A risky procedure is failing to stop the oil spewing into the Gulf of Mexico, and BP said Saturday it is considering scrapping it in favor of yet another method to contain the worst oil spill in U.S. history.
The comments from BP PLC chief operating officer Doug Suttles came amid increasing skepticism that the "top kill" operation — which involves pumping heavy drilling mud into a crippled well 5,000 feet underwater — would halt the leak. It's the latest in a series of proposed solutions BP has tried — including a gigantic box placed over the leak and a tube inserted to siphon the oil away. Both of those ultimately failed.
The top kill began Wednesday, and "to date it hasn't yet stopped the flow," Suttles told reporters at Port Fourchon. "What I don't know is whether it ultimately will or not."
If the top kill fails, BP would cut off the damaged riser from which the oil is leaking and cap it with a containment valve that's already resting on the seafloor. BP is already preparing for that operation, Suttles said.
Since the top kill began Wednesday, BP has pumped huge amounts mud into the well at a rate of up to 2,700 gallons per minute, but it's unclear how much is staying there. A robotic camera on the seafloor appeared to show mud escaping at various times during the operation. On Saturday, the substance spewing from the well appeared to be oil, experts said.
BP has also tried several times to shoot assorted junk into the well's crippled blowout preventer to clog it up and force the mud down the well bore. That, too, has met with limited success.
Interior Secretary Ken Salazar, addressing reporters after he spoke at a high school graduation ceremony in Denver, echoed what Suttles said and said officials were evaluating the next step.

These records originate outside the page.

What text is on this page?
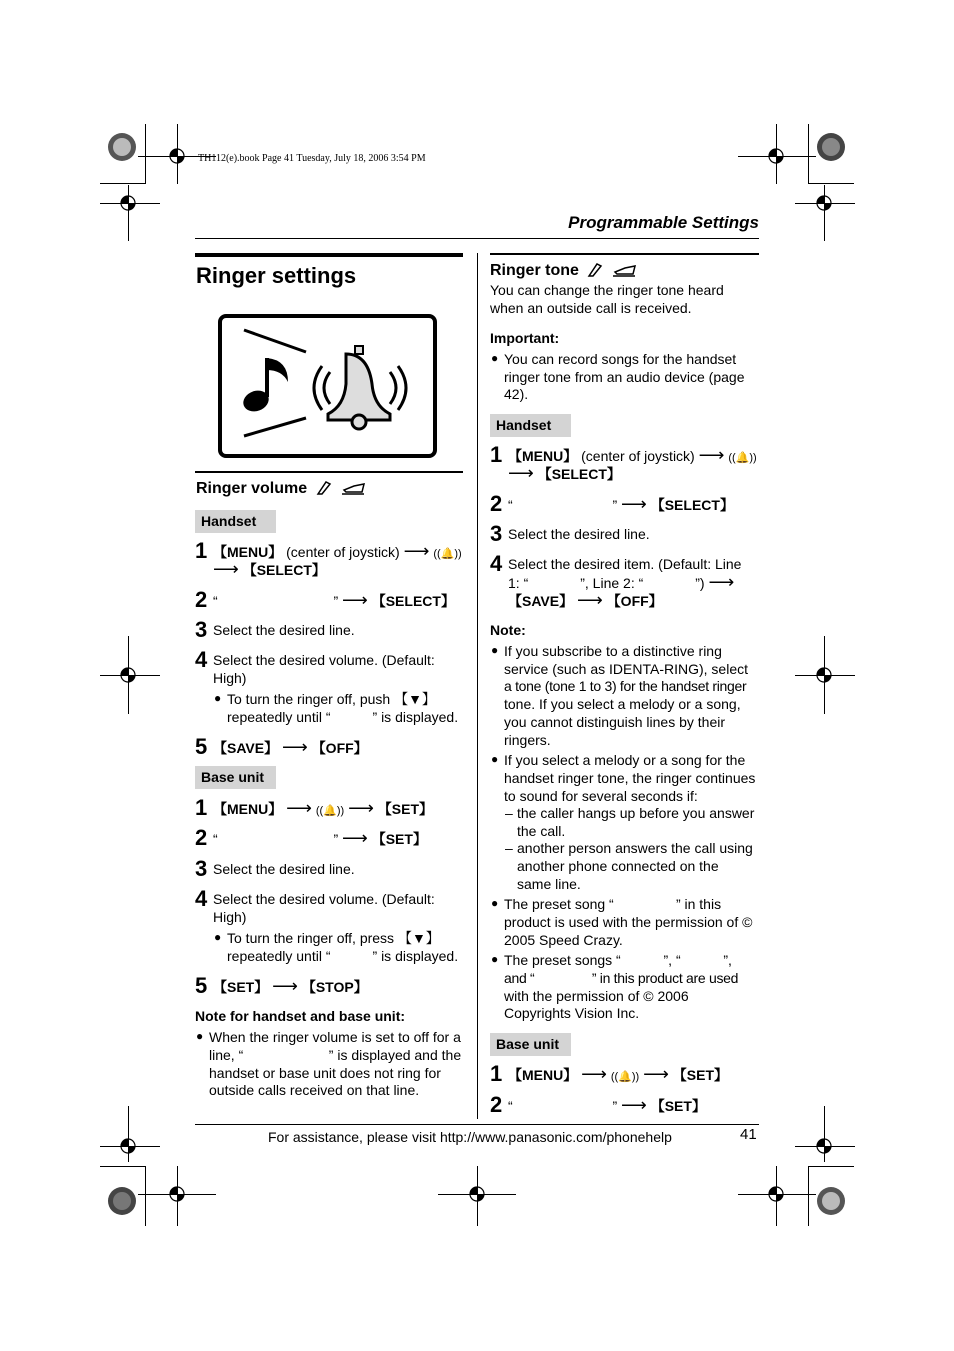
TH112(e).book Page 41 Tuesday, July 18, 2006 3:54 PM
Programmable Settings
Ringer settings
Ringer volume
Handset
1 【MENU】 (center of joystick) ⟶ ((🔔))
⟶ 【SELECT】
2 “	” ⟶ 【SELECT】
3 Select the desired line.
4 Select the desired volume. (Default:
High)
● To turn the ringer off, push 【▼】
repeatedly until “	” is displayed.
5 【SAVE】 ⟶ 【OFF】
Base unit
1 【MENU】 ⟶ ((🔔)) ⟶ 【SET】
2 “	” ⟶ 【SET】
3 Select the desired line.
4 Select the desired volume. (Default:
High)
● To turn the ringer off, press 【▼】
repeatedly until “	” is displayed.
5 【SET】 ⟶ 【STOP】
Note for handset and base unit:
● When the ringer volume is set to off for a
line, “                      ” is displayed and the
handset or base unit does not ring for
outside calls received on that line.
Ringer tone
You can change the ringer tone heard
when an outside call is received.
Important:
● You can record songs for the handset
ringer tone from an audio device (page
42).
Handset
1 【MENU】 (center of joystick) ⟶ ((🔔))
⟶ 【SELECT】
2 “	” ⟶ 【SELECT】
3 Select the desired line.
4 Select the desired item. (Default: Line
1: “	”, Line 2: “	”) ⟶
【SAVE】 ⟶ 【OFF】
Note:
● If you subscribe to a distinctive ring
service (such as IDENTA-RING), select
a tone (tone 1 to 3) for the handset ringer
tone. If you select a melody or a song,
you cannot distinguish lines by their
ringers.
● If you select a melody or a song for the
handset ringer tone, the ringer continues
to sound for several seconds if:
– the caller hangs up before you answer
the call.
– another person answers the call using
another phone connected on the
same line.
● The preset song “                ” in this
product is used with the permission of ©
2005 Speed Crazy.
● The preset songs “           ”, “           ”,
and “                ” in this product are used
with the permission of © 2006
Copyrights Vision Inc.
Base unit
1 【MENU】 ⟶ ((🔔)) ⟶ 【SET】
2 “	” ⟶ 【SET】
For assistance, please visit http://www.panasonic.com/phonehelp	41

He said the relief well was the ultimate solution, but said something was needed to stop the spill until then.
"We're doing everything with the best minds in the world to make sure that happens," he said.
The oil spill began after the Deepwater Horizon drilling rig exploded in April, killing 11 people. It's the worst spill in U.S. history — exceeding even the Exxon Valdez disaster in 1989 off the Alaska coast — dumping between 18 million and 40 million gallons into the Gulf, according to government estimates.

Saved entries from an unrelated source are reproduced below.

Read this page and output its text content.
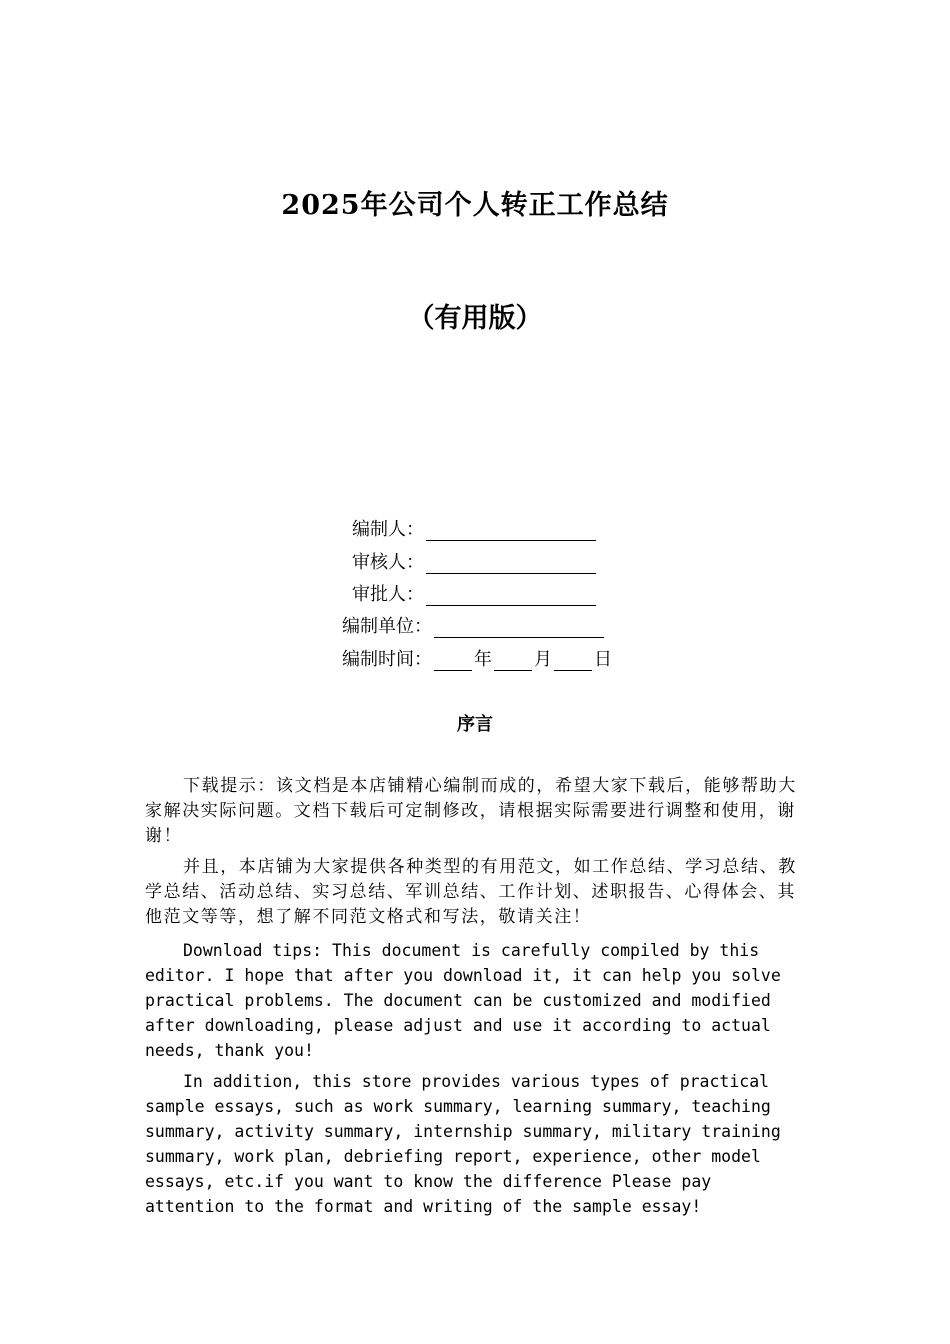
2025年公司个人转正工作总结
（有用版）
编制人：
审核人：
审批人：
编制单位：
编制时间： 年 月 日
序言

下载提示：该文档是本店铺精心编制而成的，希望大家下载后，能够帮助大家解决实际问题。文档下载后可定制修改，请根据实际需要进行调整和使用，谢谢！

并且，本店铺为大家提供各种类型的有用范文，如工作总结、学习总结、教学总结、活动总结、实习总结、军训总结、工作计划、述职报告、心得体会、其他范文等等，想了解不同范文格式和写法，敬请关注！

Download tips: This document is carefully compiled by this editor. I hope that after you download it, it can help you solve practical problems. The document can be customized and modified after downloading, please adjust and use it according to actual needs, thank you!

In addition, this store provides various types of practical sample essays, such as work summary, learning summary, teaching summary, activity summary, internship summary, military training summary, work plan, debriefing report, experience, other model essays, etc.if you want to know the difference Please pay attention to the format and writing of the sample essay!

Experts and other observers were growing increasingly skeptical that BP would be able to plug the well. Eric Smith, associate director of the Tulane Energy Institute, said Saturday that the top kill appeared headed for failure.
"They warned us not to draw too many conclusions from the effluent, but ... it doesn't look like it's working," he said.
BP had pegged the top kill's chances of success at 60 to 70 percent. The company says the best way to stop the flow of oil is by drilling relief wells, but those won't be completed until August.
Chris Roberts, a councilman in Louisiana's Jefferson Parish, said he was frustrated by BP's failures and perceived lack of transparency.
"We're wondering whether or not they're attempting to give everybody false hope in order to drag out the time until the ultimate resolution to it" — the completion of the relief wells, Roberts said.
Meanwhile, Coast Guard and Minerals Management Service officials heard a sixth day of testimony during hearings into the disaster in Kenner.
David Sims, BP's drilling operations manager for exploration and appraisal in the Gulf of Mexico, testified he was aware of well problems experienced by the Deepwater Horizon's drilling crew in the weeks and months leading up to the explosion. He said there were no serious problems the day the rig exploded.